France struggles as growth flagsWith France’s economy poised on a knife-edge, growth figures for the third quarter due out on Tuesday will be watched with more than usual concern.
President Nicolas Sarkozy’s centre-right government has twice had to introduce emergency budget packages in the last three months in response to flagging growth, the latest unveiled a week ago.
It is caught in a Catch-22: lower growth prompts tougher measures to convince nervous financial markets that fiscal consolidation, aimed at reducing the budget deficit from 5.7 per cent this year to 3 per cent in 2013, will be carried through. But markets fret that the extra savings will further damage what little expansion there is in output.
At stake is France’s triple A sovereign debt rating, which enables France to manage the cost of its large public debt – due to peak above 87 per cent of GDP next year. It also underpins the eurozone’s €440bn rescue fund, the European financial stability facility, which relies heavily on France’s triple A to support its fundraising.
A glimpse of what could lie in store came last week when a mistaken suggestion by Standard & Poor’s, the rating agency, that it had downgraded France boosted already high French bond yields further above benchmark German rates, infuriating ministers in Paris.
With a presidential election looming in less than six months, Mr Sarkozy is also under strong domestic pressure to preserve growth. Taken together, the two emergency packages included additional savings of €18bn in 2012, mostly comprised of marginal tax increases on business designed not to hit consumers in the pocket.
But Michel Sapin, a former finance minister and close supporter of François Hollande, Mr Sarkozy’s opposition Socialist party challenger next April, insisted it would damage growth.
“[The government] is hitting against a wall, the wall of deficits and feeble growth ... this vicious circle is well known: austerity, recession, deficit,” he told the newspaper Le Monde.
The government may come close to hitting this year’s reduced official growth forecast of 1.75 per cent, despite zero growth in the second quarter. Economists say there were signs of improved performance in the third quarter. Latest European Commission forecasts predict 1.6 per cent annual growth for 2011.
But the outlook for 2012 is gloomy. The government has twice adjusted its forecast down to 1 per cent since early August, when it was still predicting 2.25 per cent growth next year. Yet the European Commission’s latest forecast is for just 0.6 per cent. Some private sector economists are predicting recession.
A senior non-political official said circumstances demanded that the government sticks to its fiscal targets. “The need to remain credible is absolutely key because if you lose credibility the market punishes you,” he said.
Critical to the outcome will be whether consumers and business respond to the crisis atmosphere by reining in spending and investment. “It is hard to have a definite view of 2012 because there is so much volatility,” the official said. “But it is easier to regain confidence if you have done whatever is necessary to consolidate the public finances.”

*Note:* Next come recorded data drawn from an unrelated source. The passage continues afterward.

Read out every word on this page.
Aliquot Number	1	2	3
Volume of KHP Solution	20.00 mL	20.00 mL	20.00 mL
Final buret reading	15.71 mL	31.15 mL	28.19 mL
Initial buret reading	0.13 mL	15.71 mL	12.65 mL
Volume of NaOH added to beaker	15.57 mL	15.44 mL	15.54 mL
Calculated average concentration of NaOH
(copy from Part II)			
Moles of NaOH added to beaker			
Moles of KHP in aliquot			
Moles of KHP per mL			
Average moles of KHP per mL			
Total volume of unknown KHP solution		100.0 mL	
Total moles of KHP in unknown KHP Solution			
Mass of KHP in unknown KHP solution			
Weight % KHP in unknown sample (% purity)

Mr Sarkozy and his ministers are now stressing that France must grasp the issue of structural reform – as the president puts it, to “spend less and work more”. They are targeting France’s huge public spending bill – which at more than 56 per cent of GDP is one of the highest in Europe. But most of the spending cuts in the latest savings package were “backloaded” to later years.
“The lack of front-loading is not exactly what you would want but in an election year it is understandable,” says Laurence Boone, senior economist at Bank of America Merrill Lynch.
She is predicting the economy will shrink next year by 0.6 per cent as consumption and investment are hit by the prevailing uncertainty. In the meantime, the government will be constantly looking over its shoulder at the rating agencies.
“There is bound to be another budget revision after the election. Can France afford to wait six months? Possibly, but it is going to be an uncertain period,” says Ms Boone.